やがて、周り中の世界を黄金色に輝かせていた夕陽が、遠い町並みの向こうへと消えて行き、その最後の赤い光が届かなくなると、辺りは夜の街へと姿を変えていった。
黄金色に輝く奇跡の時間は、日没と共に終わりを告げ、風も治まった園内は、静かな空気に包まれていた。
ポツポツと街頭に照らされた部分だけがまるでスポットライトを浴びたかのように浮かび上がっている。

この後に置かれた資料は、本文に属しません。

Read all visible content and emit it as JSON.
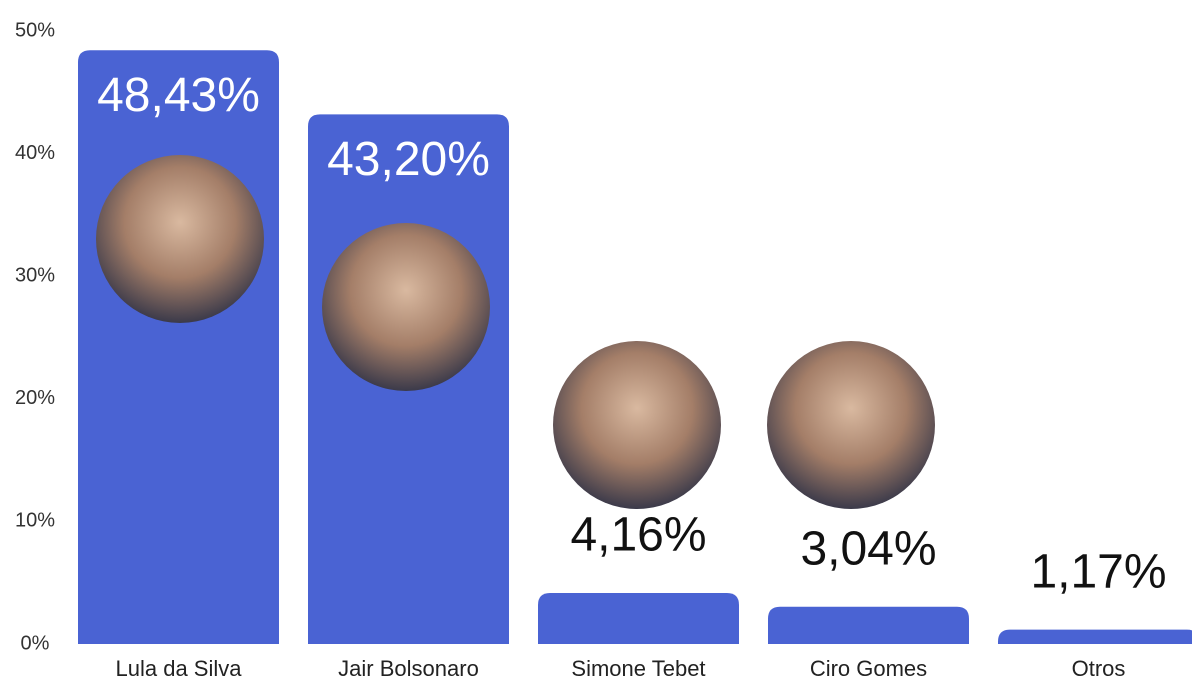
{
  "chart_data": {
    "type": "bar",
    "categories": [
      "Lula da Silva",
      "Jair Bolsonaro",
      "Simone Tebet",
      "Ciro Gomes",
      "Otros"
    ],
    "values": [
      48.43,
      43.2,
      4.16,
      3.04,
      1.17
    ],
    "value_labels": [
      "48,43%",
      "43,20%",
      "4,16%",
      "3,04%",
      "1,17%"
    ],
    "color": "#4a63d3",
    "ylim": [
      0,
      50
    ],
    "yticks": [
      {
        "value": 0,
        "label": "0%"
      },
      {
        "value": 10,
        "label": "10%"
      },
      {
        "value": 20,
        "label": "20%"
      },
      {
        "value": 30,
        "label": "30%"
      },
      {
        "value": 40,
        "label": "40%"
      },
      {
        "value": 50,
        "label": "50%"
      }
    ],
    "grid": false
  }
}
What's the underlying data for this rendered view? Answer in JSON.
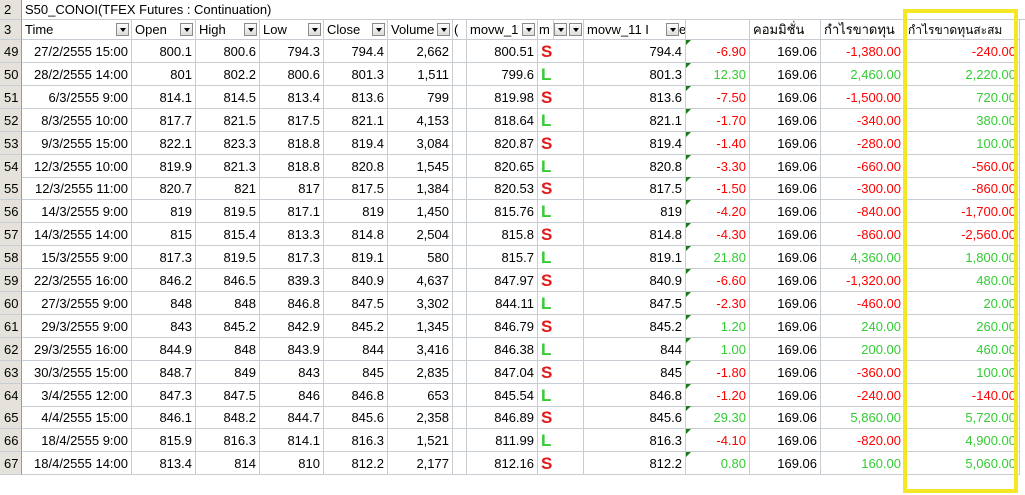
{
  "row2": {
    "num": "2",
    "title": "S50_CONOI(TFEX Futures : Continuation)"
  },
  "header": {
    "num": "3",
    "cols": [
      "Time",
      "Open",
      "High",
      "Low",
      "Close",
      "Volume",
      "(",
      "movw_1",
      "m",
      "",
      "movw_11 I",
      "e",
      "",
      "คอมมิชั่น",
      "กำไรขาดทุน",
      "กำไรขาดทุนสะสม"
    ]
  },
  "colors": {
    "positive": "#33cc33",
    "negative": "#ff0000",
    "highlight": "#f5e626",
    "rowheader": "#e4e2da"
  },
  "rows": [
    {
      "n": "49",
      "time": "27/2/2555 15:00",
      "open": "800.1",
      "high": "800.6",
      "low": "794.3",
      "close": "794.4",
      "vol": "2,662",
      "m1": "800.51",
      "sig": "S",
      "m11": "794.4",
      "pnl": "-6.90",
      "comm": "169.06",
      "pl": "-1,380.00",
      "cum": "-240.00"
    },
    {
      "n": "50",
      "time": "28/2/2555 14:00",
      "open": "801",
      "high": "802.2",
      "low": "800.6",
      "close": "801.3",
      "vol": "1,511",
      "m1": "799.6",
      "sig": "L",
      "m11": "801.3",
      "pnl": "12.30",
      "comm": "169.06",
      "pl": "2,460.00",
      "cum": "2,220.00"
    },
    {
      "n": "51",
      "time": "6/3/2555 9:00",
      "open": "814.1",
      "high": "814.5",
      "low": "813.4",
      "close": "813.6",
      "vol": "799",
      "m1": "819.98",
      "sig": "S",
      "m11": "813.6",
      "pnl": "-7.50",
      "comm": "169.06",
      "pl": "-1,500.00",
      "cum": "720.00"
    },
    {
      "n": "52",
      "time": "8/3/2555 10:00",
      "open": "817.7",
      "high": "821.5",
      "low": "817.5",
      "close": "821.1",
      "vol": "4,153",
      "m1": "818.64",
      "sig": "L",
      "m11": "821.1",
      "pnl": "-1.70",
      "comm": "169.06",
      "pl": "-340.00",
      "cum": "380.00"
    },
    {
      "n": "53",
      "time": "9/3/2555 15:00",
      "open": "822.1",
      "high": "823.3",
      "low": "818.8",
      "close": "819.4",
      "vol": "3,084",
      "m1": "820.87",
      "sig": "S",
      "m11": "819.4",
      "pnl": "-1.40",
      "comm": "169.06",
      "pl": "-280.00",
      "cum": "100.00"
    },
    {
      "n": "54",
      "time": "12/3/2555 10:00",
      "open": "819.9",
      "high": "821.3",
      "low": "818.8",
      "close": "820.8",
      "vol": "1,545",
      "m1": "820.65",
      "sig": "L",
      "m11": "820.8",
      "pnl": "-3.30",
      "comm": "169.06",
      "pl": "-660.00",
      "cum": "-560.00"
    },
    {
      "n": "55",
      "time": "12/3/2555 11:00",
      "open": "820.7",
      "high": "821",
      "low": "817",
      "close": "817.5",
      "vol": "1,384",
      "m1": "820.53",
      "sig": "S",
      "m11": "817.5",
      "pnl": "-1.50",
      "comm": "169.06",
      "pl": "-300.00",
      "cum": "-860.00"
    },
    {
      "n": "56",
      "time": "14/3/2555 9:00",
      "open": "819",
      "high": "819.5",
      "low": "817.1",
      "close": "819",
      "vol": "1,450",
      "m1": "815.76",
      "sig": "L",
      "m11": "819",
      "pnl": "-4.20",
      "comm": "169.06",
      "pl": "-840.00",
      "cum": "-1,700.00"
    },
    {
      "n": "57",
      "time": "14/3/2555 14:00",
      "open": "815",
      "high": "815.4",
      "low": "813.3",
      "close": "814.8",
      "vol": "2,504",
      "m1": "815.8",
      "sig": "S",
      "m11": "814.8",
      "pnl": "-4.30",
      "comm": "169.06",
      "pl": "-860.00",
      "cum": "-2,560.00"
    },
    {
      "n": "58",
      "time": "15/3/2555 9:00",
      "open": "817.3",
      "high": "819.5",
      "low": "817.3",
      "close": "819.1",
      "vol": "580",
      "m1": "815.7",
      "sig": "L",
      "m11": "819.1",
      "pnl": "21.80",
      "comm": "169.06",
      "pl": "4,360.00",
      "cum": "1,800.00"
    },
    {
      "n": "59",
      "time": "22/3/2555 16:00",
      "open": "846.2",
      "high": "846.5",
      "low": "839.3",
      "close": "840.9",
      "vol": "4,637",
      "m1": "847.97",
      "sig": "S",
      "m11": "840.9",
      "pnl": "-6.60",
      "comm": "169.06",
      "pl": "-1,320.00",
      "cum": "480.00"
    },
    {
      "n": "60",
      "time": "27/3/2555 9:00",
      "open": "848",
      "high": "848",
      "low": "846.8",
      "close": "847.5",
      "vol": "3,302",
      "m1": "844.11",
      "sig": "L",
      "m11": "847.5",
      "pnl": "-2.30",
      "comm": "169.06",
      "pl": "-460.00",
      "cum": "20.00"
    },
    {
      "n": "61",
      "time": "29/3/2555 9:00",
      "open": "843",
      "high": "845.2",
      "low": "842.9",
      "close": "845.2",
      "vol": "1,345",
      "m1": "846.79",
      "sig": "S",
      "m11": "845.2",
      "pnl": "1.20",
      "comm": "169.06",
      "pl": "240.00",
      "cum": "260.00"
    },
    {
      "n": "62",
      "time": "29/3/2555 16:00",
      "open": "844.9",
      "high": "848",
      "low": "843.9",
      "close": "844",
      "vol": "3,416",
      "m1": "846.38",
      "sig": "L",
      "m11": "844",
      "pnl": "1.00",
      "comm": "169.06",
      "pl": "200.00",
      "cum": "460.00"
    },
    {
      "n": "63",
      "time": "30/3/2555 15:00",
      "open": "848.7",
      "high": "849",
      "low": "843",
      "close": "845",
      "vol": "2,835",
      "m1": "847.04",
      "sig": "S",
      "m11": "845",
      "pnl": "-1.80",
      "comm": "169.06",
      "pl": "-360.00",
      "cum": "100.00"
    },
    {
      "n": "64",
      "time": "3/4/2555 12:00",
      "open": "847.3",
      "high": "847.5",
      "low": "846",
      "close": "846.8",
      "vol": "653",
      "m1": "845.54",
      "sig": "L",
      "m11": "846.8",
      "pnl": "-1.20",
      "comm": "169.06",
      "pl": "-240.00",
      "cum": "-140.00"
    },
    {
      "n": "65",
      "time": "4/4/2555 15:00",
      "open": "846.1",
      "high": "848.2",
      "low": "844.7",
      "close": "845.6",
      "vol": "2,358",
      "m1": "846.89",
      "sig": "S",
      "m11": "845.6",
      "pnl": "29.30",
      "comm": "169.06",
      "pl": "5,860.00",
      "cum": "5,720.00"
    },
    {
      "n": "66",
      "time": "18/4/2555 9:00",
      "open": "815.9",
      "high": "816.3",
      "low": "814.1",
      "close": "816.3",
      "vol": "1,521",
      "m1": "811.99",
      "sig": "L",
      "m11": "816.3",
      "pnl": "-4.10",
      "comm": "169.06",
      "pl": "-820.00",
      "cum": "4,900.00"
    },
    {
      "n": "67",
      "time": "18/4/2555 14:00",
      "open": "813.4",
      "high": "814",
      "low": "810",
      "close": "812.2",
      "vol": "2,177",
      "m1": "812.16",
      "sig": "S",
      "m11": "812.2",
      "pnl": "0.80",
      "comm": "169.06",
      "pl": "160.00",
      "cum": "5,060.00"
    }
  ]
}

時折、緩やかな風が道の上の落ち葉をかさこそと音をたてる。
その中を、二人並んで歩いた。
「今日はたのしかったな」
「そうだね」
「うん。来てくれてありがとう」
今は地面に降り積もった落ち葉たちを踏みしめながら歩く。
親子連れも、犬を連れた老人も先に帰ったのか、誰もいない園内を入り口までゆっくりと歩いた。
「また、あえる?」
「また、会おうね」
「わかった」
そう言うと、彼女は笑顔で、胸元で小さく手を振った。
「駅まで送るよ」
「うん、大丈夫」
また連絡するね、と言うと、彼女はネオン眩しい人混みの中へと消えていった。
振り向きもせず歩いて行く彼女が見えなくなると、急に周囲の音が大きくなったような気がした。
街の雑踏。
車の行き交う音。
ふう、と息をついて空を見上げる。
東京の街中からは、星は殆ど見えない。
微かに見えるのはオリオン座だろうか。
また、一人、か。
いや、いつもの日常に戻っただけ。
さあ、帰ろう。
彼女の空気感が残る公園を背に、私は足を踏み出した。
望む未来へと繋がっているはずの明日へと、毎日を繋いでいくために。